Some companies are building massive data lakes and throwing all possible data into it, hoping it will help produce some valuable insights in the future. The problem with that approach can be poor data quality, which can be difficult and costly to rectify later. On the other end of the spectrum are companies that are so focused on data quality, they’re impeding their own progress.

“If you have access to data today, storing it in a data lake is cheap enough that you’d be foolish not to do it,” said Johnson. “Obviously there may be some data you don’t need to keep, but for the most part, it’s so cost-efficient to store it, you store it and label it so when people do analytics it’s fine.”

On the other hand, just because the data is available doesn’t necessarily mean the organization will use it. For example, one of Ernst & Young’s healthcare clients built a model describing how long it retained customers. With Ernst & Young’s help, the company came up with 150 variables, but it identified some external data that it had excluded because the company didn’t consider the data relevant to the problem. Since the data-mining techniques could process 282 variables as fast as 150 variables, Ernst & Young convinced the client to use both internal and external datasets. Of the 282 variables, 20 were highly correlated with customer retention, and of those 20, 12 came from the external dataset.

“The only reason they didn’t know the data was relevant was because they weren’t using the appropriate analytical techniques,” said Johnson. “Now they have 12 variables that are external to their own system they can apply to [customer acquisition] rather than just looking at existing customers.”

Progress DCI has seen some of its customers take some of their old legacy systems or on-premise enterprise systems and build a data lake that contains a whole history of information, including lower-value data coming in from the core systems.

“You can build your data lake quickly and let data scientists and data modelers define some kind of analytics, or they can do some data science-type programming and build some statistical models,” said Sumit Sarkar, chief data evangelist at Progress DCI. “You can put all the data you think has business value in a data lake and let your data science team decide what to do with it.”

Don’t overlook data quality and data governance, though. Otherwise the data lake may become a data swamp that gets increasingly difficult to manage over time.

“If an organization is bringing in all their data, then they’re going to have the information available to ask lots of questions,” said KPMG’s Gusher. “The problem is if you haven’t taken the right data management approaches—metadata tagging, lineage, policies, data dictionaries, etc.—then what you have is a data swamp and it won’t provide value, so putting data under governance is imperative. If you don’t do that, you might as well not bring the data together.”

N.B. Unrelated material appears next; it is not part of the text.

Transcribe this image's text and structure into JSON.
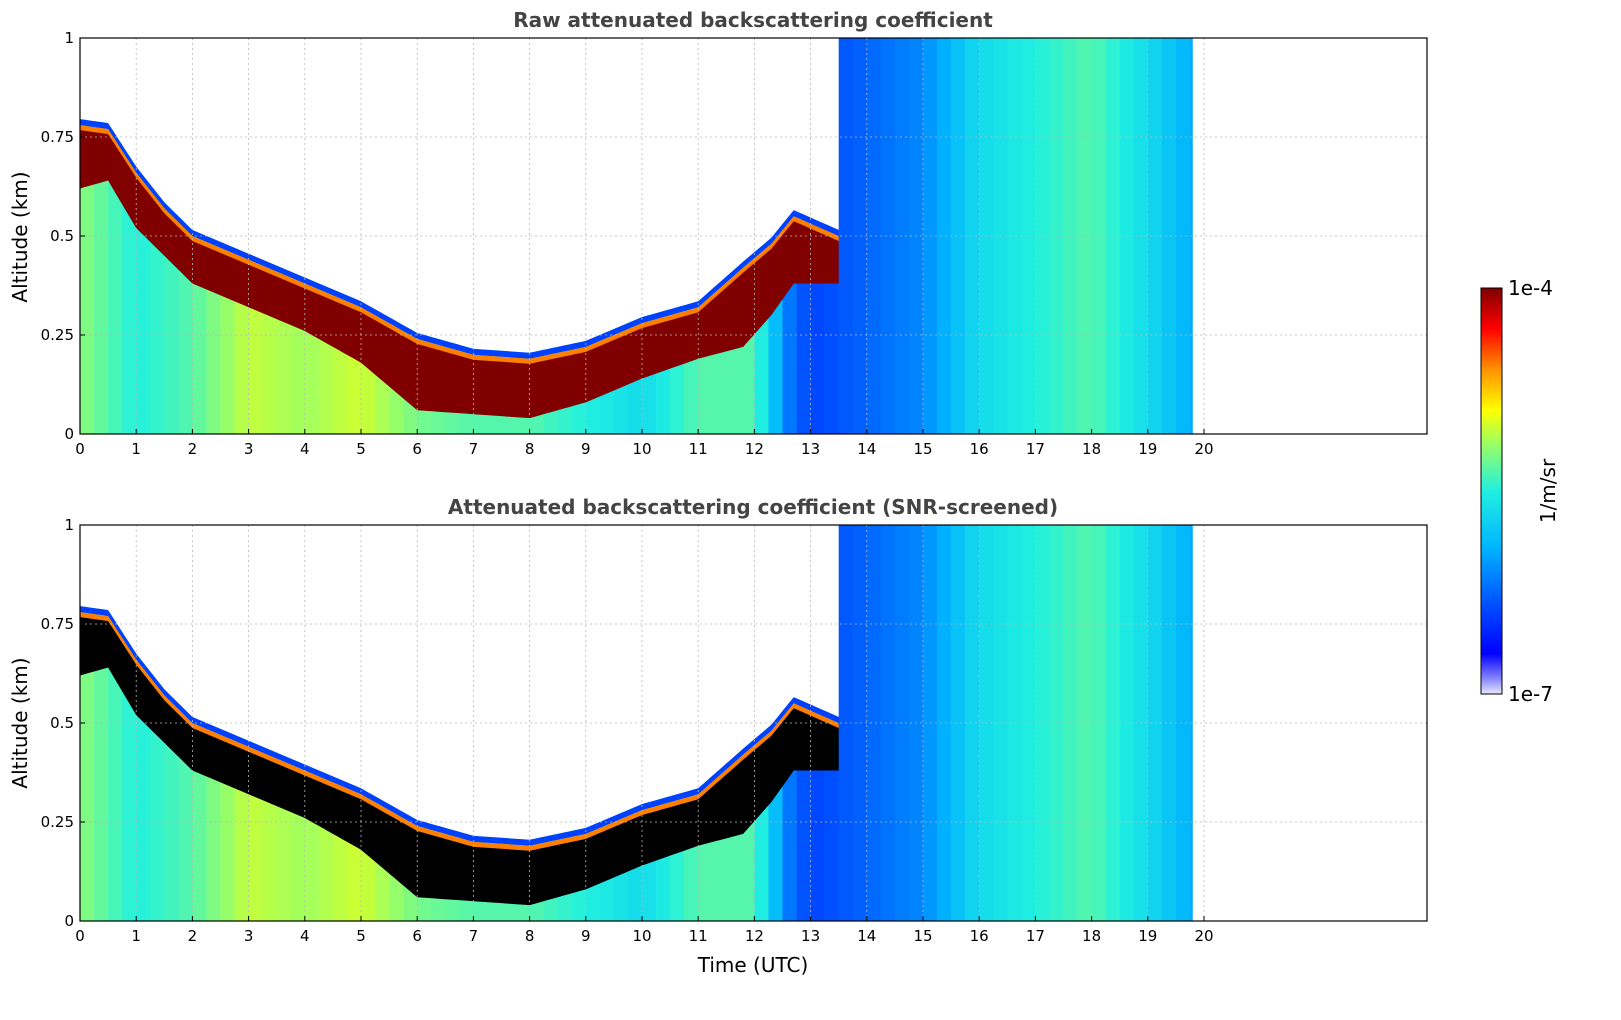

Verifying you’re on the right track
Companies realize they need to actively invest in reporting and analytics capabilities, but it isn’t always clear whether the data strategy, reporting, analytics, or even business processes are what they need to be. Technology, business environments and end-user expectations are changing rapidly. To keep pace, organizations need to be more agile than they’ve been historically, and they need the fortitude to improve what’s working and deemphasize that which is not providing business value.